GlaxoSmithKline (GSK), a competitor of Eli Lilly, has shown a price-to-earnings ratio of 44, versus 4.2 reported by Eli Lilly. Glaxo Smith Kline's price-to-sales ratio of 2.4 was also higher than that of Eli Lilly's 1.8. Eli Lilly reported a higher dividend yield than its competitors GlaxoSmithKline, Sanofi American Depository (SNY), and Pfizer, Inc. (PFE) at 4.8%, 3.6%, and 4.1% respectively. The rise in healthcare spending by 8% per annum bodes well for Eli Lilly, which has seen an earnings-per-share growth of 20% over the last five years. It is also one of the top dividend yield companies in the healthcare sector but the loss of its patents in the near future is not in the company's best interest.
PP&L Corporation (PPL) is an energy and utility holding company. It has a market capitalization of $16 billion. The company's stock is currently trading near $28 per share. It generated a profit margin of 13.5% and a return-on-equity of 14%. PP&L has a dividend yield of 5%.
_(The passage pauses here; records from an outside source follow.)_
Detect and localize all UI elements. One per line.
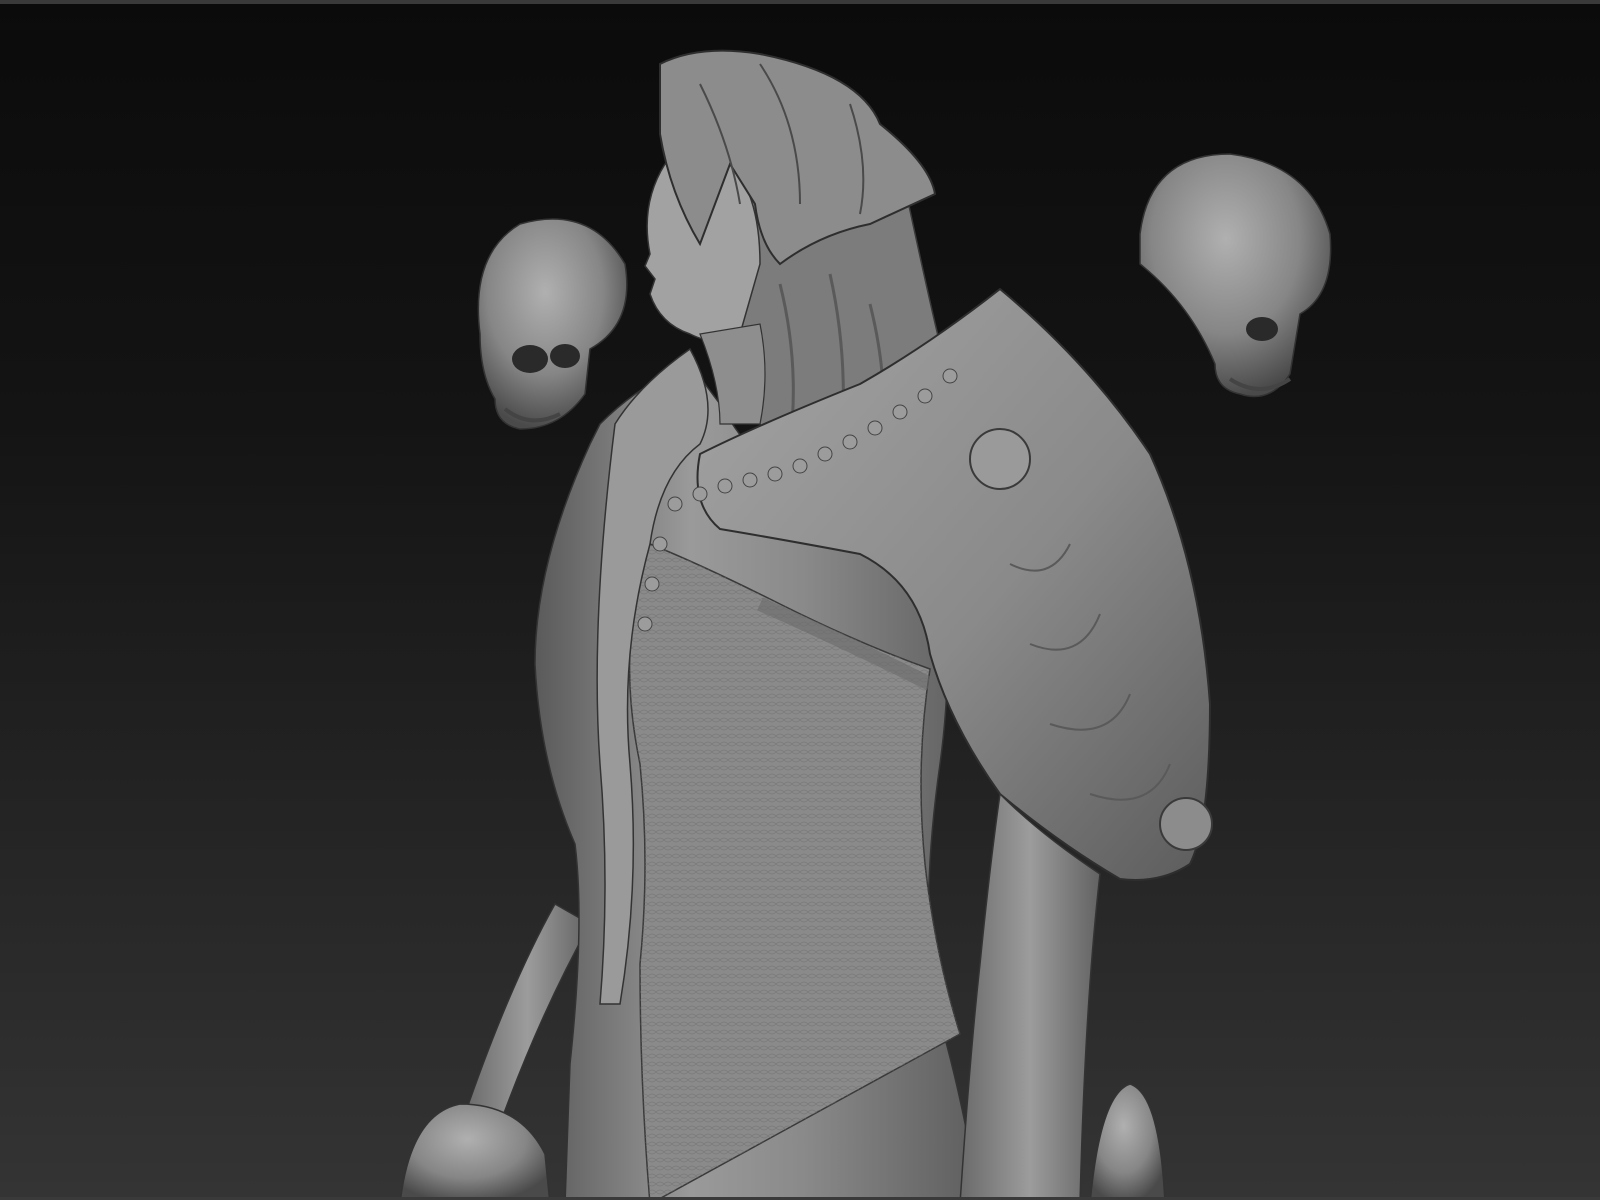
bottom-left-skull[interactable] [400, 1103, 551, 1200]
right-skull[interactable] [1139, 153, 1332, 398]
canvas-frame [0, 0, 1600, 1200]
right-arm[interactable] [959, 792, 1101, 1200]
left-skull[interactable] [477, 218, 628, 430]
bottom-right-skull[interactable] [1089, 1083, 1166, 1200]
sculpt-model[interactable] [0, 4, 1600, 1200]
sculpt-viewport[interactable] [0, 4, 1600, 1197]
FirstEnergy Corporation (FE) is a competitor of PP&L. FirstEnergy reported a higher price-to-earnings ratio of 17 versus 10.5 reported by PP&L. FirstEnergy also reported a higher five-year expected price-to-earnings-to-growth ratio of 6.6 versus 1.2 reported by PP&L. This shows that the future earnings growth of PP&L can be bought at a lower price. FirstEnergy has a higher dividend yield of 5.1% despite having a lower valuation. On the other hand, American Electric Power Company (AEP), another competitor, reported a lower dividend yield of 4.6%. PP&L is currently looking to spend around $45 million in order to provide a safer and more reliable service in 2012. Despite not being a Warren Buffett stock, the company's above-average returns and high dividend yield are good signs for investors.
Cincinnati Financial Corporation (CINF) is a property casualty insurance business that operates within the United States. It has a market capitalization of $5.3 billion. The company's stock is currently trading around $33 per share. Over the last 52 weeks, its shares have traded within the narrow range of $23.65 and $34.33 per share, as shown by a beta value of 0.88. The company has a dividend yield of 4.9%.
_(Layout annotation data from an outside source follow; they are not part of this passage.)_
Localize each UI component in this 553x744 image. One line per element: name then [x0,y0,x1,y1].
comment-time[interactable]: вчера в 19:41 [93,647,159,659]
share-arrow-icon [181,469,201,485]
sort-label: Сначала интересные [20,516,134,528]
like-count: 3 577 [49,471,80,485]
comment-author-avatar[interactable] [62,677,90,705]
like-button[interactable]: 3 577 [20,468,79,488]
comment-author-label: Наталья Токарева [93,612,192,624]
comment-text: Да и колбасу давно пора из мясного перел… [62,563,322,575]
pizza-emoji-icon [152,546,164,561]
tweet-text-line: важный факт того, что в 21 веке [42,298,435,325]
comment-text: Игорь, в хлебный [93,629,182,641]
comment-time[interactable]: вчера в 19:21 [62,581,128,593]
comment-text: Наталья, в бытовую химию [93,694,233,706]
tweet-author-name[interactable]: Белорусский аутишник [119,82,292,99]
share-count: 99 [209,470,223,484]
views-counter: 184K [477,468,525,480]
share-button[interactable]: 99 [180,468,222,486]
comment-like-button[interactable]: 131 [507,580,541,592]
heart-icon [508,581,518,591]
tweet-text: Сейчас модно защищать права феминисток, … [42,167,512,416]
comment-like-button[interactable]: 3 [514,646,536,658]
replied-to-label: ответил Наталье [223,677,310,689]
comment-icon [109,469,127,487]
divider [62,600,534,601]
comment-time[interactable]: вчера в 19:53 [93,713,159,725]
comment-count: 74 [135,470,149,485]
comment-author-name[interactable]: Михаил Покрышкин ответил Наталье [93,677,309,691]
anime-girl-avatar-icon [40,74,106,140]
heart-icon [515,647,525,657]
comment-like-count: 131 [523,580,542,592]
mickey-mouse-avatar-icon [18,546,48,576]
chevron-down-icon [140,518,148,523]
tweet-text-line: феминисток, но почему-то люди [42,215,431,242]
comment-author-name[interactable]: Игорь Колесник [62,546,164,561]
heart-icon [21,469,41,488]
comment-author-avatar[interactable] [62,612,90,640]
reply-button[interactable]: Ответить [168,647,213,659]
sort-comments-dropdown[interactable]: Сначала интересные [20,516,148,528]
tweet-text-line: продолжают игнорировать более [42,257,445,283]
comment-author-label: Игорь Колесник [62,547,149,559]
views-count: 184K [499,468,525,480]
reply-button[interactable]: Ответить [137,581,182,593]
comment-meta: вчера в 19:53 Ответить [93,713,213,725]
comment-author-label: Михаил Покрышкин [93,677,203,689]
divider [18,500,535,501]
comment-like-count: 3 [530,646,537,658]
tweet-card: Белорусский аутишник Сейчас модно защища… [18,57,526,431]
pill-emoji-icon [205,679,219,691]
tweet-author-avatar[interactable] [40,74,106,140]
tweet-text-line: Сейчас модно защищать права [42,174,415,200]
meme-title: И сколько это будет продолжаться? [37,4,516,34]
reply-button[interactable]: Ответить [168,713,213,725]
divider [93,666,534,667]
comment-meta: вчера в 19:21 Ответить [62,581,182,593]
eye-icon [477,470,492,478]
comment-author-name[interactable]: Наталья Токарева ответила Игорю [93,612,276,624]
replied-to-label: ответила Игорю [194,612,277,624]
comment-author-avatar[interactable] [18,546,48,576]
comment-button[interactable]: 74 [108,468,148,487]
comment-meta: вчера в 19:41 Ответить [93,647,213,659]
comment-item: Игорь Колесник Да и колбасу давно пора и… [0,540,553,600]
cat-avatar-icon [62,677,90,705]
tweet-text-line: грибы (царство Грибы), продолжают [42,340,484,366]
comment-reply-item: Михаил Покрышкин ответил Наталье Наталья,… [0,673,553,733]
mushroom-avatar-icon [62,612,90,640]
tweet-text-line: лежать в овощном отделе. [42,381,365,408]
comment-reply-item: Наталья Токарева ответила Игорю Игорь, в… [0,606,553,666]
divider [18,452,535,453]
Validus Holdings (VR), a competitor of Cincinnati Financial, reported a price-to-earnings ratio of 35.8 while Cincinnati Financial reported the same ratio at 33.6. Validus Holdings also reported a higher price-to-sales ratio of 1.7 versus Cincinnati Financial's 1.4. Both ratios indicate that Cincinnati Financial is relatively cheaper than its peer. Validus Holdings and American Financial Group, Inc. (AFG) reported lower dividend yields of 3.1% and 1.9% respectively. Cincinnati Financial has been paying consecutive annual dividends for 51 years. An insider trade worth $454,000 shows that the company's management believes that the company's stock price is expected to rise in the near future. I am bullish on the company due to its good financials and the high dividend yield that it is expected to sustain.
Ameren Corporation (AEE) is a public utility company based in Missouri, and Illinois. It has a market capitalization of $7.6 billion and its stock is currently trading near yearly highs of $32 per share. The company has a beta value of 0.51, indicating that its stock is not volatile. It was trading between $25.55 and $34.11 over the last 52 weeks. Ameren offers a dividend yield of 5%.
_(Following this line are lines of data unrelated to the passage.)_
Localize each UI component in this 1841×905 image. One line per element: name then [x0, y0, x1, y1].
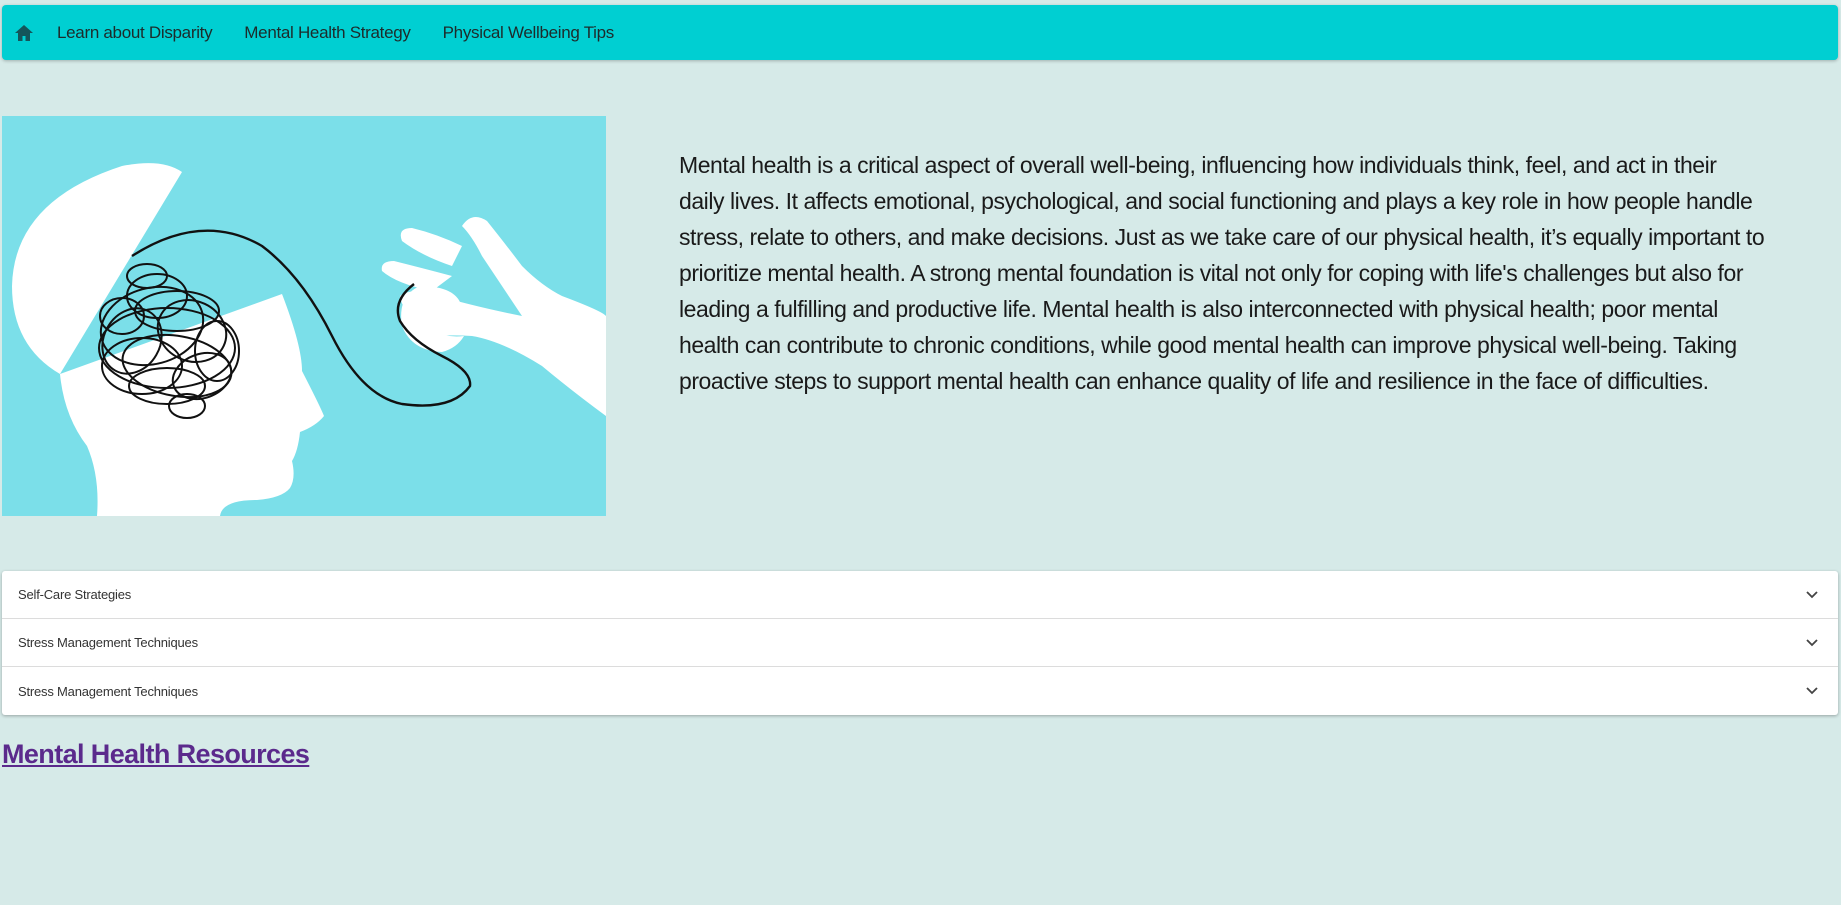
accordion-item-label: Stress Management Techniques	[18, 635, 198, 650]
head-silhouette	[60, 294, 324, 516]
accordion: Self-Care Strategies Stress Management T…	[2, 571, 1838, 715]
accordion-item-stress-management-techniques-2[interactable]: Stress Management Techniques	[2, 667, 1838, 715]
accordion-item-self-care-strategies[interactable]: Self-Care Strategies	[2, 571, 1838, 619]
home-button[interactable]	[4, 5, 44, 60]
chevron-down-icon[interactable]	[1804, 635, 1820, 651]
accordion-item-stress-management-techniques[interactable]: Stress Management Techniques	[2, 619, 1838, 667]
nav-link-physical-wellbeing-tips[interactable]: Physical Wellbeing Tips	[443, 23, 615, 43]
nav-link-mental-health-strategy[interactable]: Mental Health Strategy	[244, 23, 411, 43]
accordion-item-label: Self-Care Strategies	[18, 587, 132, 602]
mental-health-resources-link[interactable]: Mental Health Resources	[2, 739, 310, 770]
home-icon	[15, 24, 33, 41]
accordion-item-label: Stress Management Techniques	[18, 683, 198, 699]
intro-paragraph: Mental health is a critical aspect of ov…	[679, 152, 1765, 394]
hero-illustration	[2, 116, 606, 516]
chevron-down-icon[interactable]	[1804, 683, 1820, 699]
nav-link-learn-about-disparity[interactable]: Learn about Disparity	[57, 23, 213, 43]
chevron-down-icon[interactable]	[1804, 587, 1820, 603]
top-navbar: Learn about Disparity Mental Health Stra…	[2, 5, 1838, 60]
Ameren's price-to-earnings ratio of 14 is lower than that of Great Plains Energy, Inc.'s (GXP) 17.5. Ameren also has a lower price-to-sales ratio of 1.04 versus 1.26 reported by Great Plains. Great Plains offers a lower dividend yield of 4%. Ameren is one of the high-dividend yielding stocks with a low debt-to-equity ratio, making it an attractive offering for investors due to its ability to pay consistent dividends. Ameren is also reported to be undervalued according to the Graham Number. The company's expected decrease in coal usage in the coming years makes me bullish on the stock.